Lazelle’s mom, Connie Vigue, is very proud of what her daughter has dedicated her life to.

“I always describe her has my little Army princess. She’s beautiful, smart, bubbly and sweet. I couldn’t be more proud,” Vigue said.

This is a popular opinion of Lazelle. Sweet.

“She’s so sweet. You can’t use that word for many people. I love how genuine she is too. She doesn’t try to be someone she’s not. Not everything has to be perfect all the time. It’s really taught me a lot about myself,” Arnone said.

Though living on campus while pregnant is not ideal, Lazelle is taking measures to make sure she is doing the best for everyone.

Recently moving into a single helped ease her fear of being in the way of anyone.

“I’m just really tired and sick lately. It wasn’t fair to have a roommate who had to work around my sleep schedule and be in fear of making me sick,” Lazelle said.

But the move actually had an unanticipated consequence.

“I’ve missed her since she moved into a single, honestly. Don’t get me wrong, my new roommate is great, but I understand that she had to do what was best for her,” Arnone said.

Along with moving out of her room, Lazelle has had to make other changes. She has played rugby since her freshman year, but had to sit the season out due to her pregnancy. There are times when she misses it, but she has fond memories of everyone on the team. She met Fontaine through her friends on the rugby team, so those are times that she cherishes.

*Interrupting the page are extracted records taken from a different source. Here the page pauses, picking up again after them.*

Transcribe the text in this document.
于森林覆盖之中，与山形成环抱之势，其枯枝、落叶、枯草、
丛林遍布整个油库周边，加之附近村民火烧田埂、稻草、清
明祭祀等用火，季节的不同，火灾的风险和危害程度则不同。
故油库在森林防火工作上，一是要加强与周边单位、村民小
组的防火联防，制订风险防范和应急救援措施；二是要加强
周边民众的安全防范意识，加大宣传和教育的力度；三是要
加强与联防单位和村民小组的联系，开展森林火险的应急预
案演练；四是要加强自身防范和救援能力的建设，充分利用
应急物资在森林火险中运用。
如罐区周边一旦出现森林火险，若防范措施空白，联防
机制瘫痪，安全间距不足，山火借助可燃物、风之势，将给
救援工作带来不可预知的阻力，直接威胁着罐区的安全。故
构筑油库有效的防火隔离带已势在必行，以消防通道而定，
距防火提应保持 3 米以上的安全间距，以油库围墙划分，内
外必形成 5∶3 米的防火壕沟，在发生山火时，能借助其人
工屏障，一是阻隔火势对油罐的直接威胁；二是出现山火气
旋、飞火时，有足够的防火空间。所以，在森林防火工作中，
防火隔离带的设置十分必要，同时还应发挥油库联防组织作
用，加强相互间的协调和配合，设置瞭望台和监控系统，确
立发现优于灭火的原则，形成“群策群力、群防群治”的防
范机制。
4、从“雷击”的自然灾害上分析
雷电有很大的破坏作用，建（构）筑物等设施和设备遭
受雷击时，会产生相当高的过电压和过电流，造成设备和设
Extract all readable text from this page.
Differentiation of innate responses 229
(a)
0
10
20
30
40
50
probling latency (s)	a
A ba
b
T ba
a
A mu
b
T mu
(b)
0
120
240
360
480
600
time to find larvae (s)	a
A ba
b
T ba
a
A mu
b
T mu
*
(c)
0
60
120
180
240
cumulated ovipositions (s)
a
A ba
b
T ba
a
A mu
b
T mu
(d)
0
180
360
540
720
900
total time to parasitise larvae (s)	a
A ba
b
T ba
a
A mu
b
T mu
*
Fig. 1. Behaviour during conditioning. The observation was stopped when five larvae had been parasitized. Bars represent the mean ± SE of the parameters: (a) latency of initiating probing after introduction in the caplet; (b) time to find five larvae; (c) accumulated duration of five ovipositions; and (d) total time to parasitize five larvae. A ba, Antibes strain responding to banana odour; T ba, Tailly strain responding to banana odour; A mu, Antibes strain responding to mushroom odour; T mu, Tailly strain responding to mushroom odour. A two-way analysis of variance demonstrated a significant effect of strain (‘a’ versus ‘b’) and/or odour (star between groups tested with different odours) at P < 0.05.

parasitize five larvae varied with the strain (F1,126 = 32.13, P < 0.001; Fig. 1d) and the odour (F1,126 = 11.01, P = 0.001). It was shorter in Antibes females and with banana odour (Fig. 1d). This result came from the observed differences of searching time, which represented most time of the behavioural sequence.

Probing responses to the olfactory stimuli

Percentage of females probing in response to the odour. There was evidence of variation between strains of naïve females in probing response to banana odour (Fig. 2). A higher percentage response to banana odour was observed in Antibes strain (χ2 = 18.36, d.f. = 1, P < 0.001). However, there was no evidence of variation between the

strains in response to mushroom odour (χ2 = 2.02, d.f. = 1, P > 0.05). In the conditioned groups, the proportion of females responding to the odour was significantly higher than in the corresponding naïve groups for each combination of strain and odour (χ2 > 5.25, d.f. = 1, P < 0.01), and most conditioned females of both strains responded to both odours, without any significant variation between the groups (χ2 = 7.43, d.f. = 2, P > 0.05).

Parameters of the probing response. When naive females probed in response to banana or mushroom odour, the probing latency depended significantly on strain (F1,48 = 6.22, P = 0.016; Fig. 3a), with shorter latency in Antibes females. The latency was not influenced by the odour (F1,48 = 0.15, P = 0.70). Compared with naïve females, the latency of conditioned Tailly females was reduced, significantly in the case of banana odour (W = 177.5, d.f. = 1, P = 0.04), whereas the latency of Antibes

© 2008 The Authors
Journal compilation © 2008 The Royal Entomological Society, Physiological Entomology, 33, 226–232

Fontaine and Lazelle took their relationship to the next level while on a cruise. Fontaine was off getting a drink while Lazelle was packing to go to the island and found the ring in his bag.

“I was so happy, but I felt bad. I decided not to tell him that I found it, but I couldn’t hold it in when he came back in,” Lazelle said.

Little did she know, Fontaine didn’t have a solid plan of when he was going to pop the question.

“When I bought the ring I wanted to hold on to it until I found the right moment. I knew I wanted someone else there to take a photo when I proposed, but other than that I was clueless as to how I wanted to propose,” Fontaine said.

Not many people plan to get pregnant in college, and fewer rejoice when they see the positive test. Lazelle didn’t plan for this, but doesn’t see it as a bad thing, stating that everything happens for a reason.

While both Fontaine and Lazelle would like to have a little boy, Lazelle has a feeling that she is carrying a girl, whose due date is dangerously close to her graduation.

“She’s such a good person. For some people this would have been the end of the world in college, but she’s doing the adult thing. She’s getting married, graduating a semester early. She knows what she wants. I mean it’s not ideal, but why not? I don’t know if I could do it, but not everyone has to be the same,” Arnone said of her former roommate and friend.

Lazelle has a way of taking anything and finding the positive. She said she’s happy to finish her degree, get married and start her life with a baby on the way. Being a young mother herself, Lazelle’s mother has some advice for Lazelle to start her life with.

“Enjoy it. Babies don’t stop your life, they make it more fun. You can do anything you could before with a baby. It’s rewarding to be a mother, and I’m happy to be a part of Christina’s life while she’s growing and learning,” Vigue said of her daughter.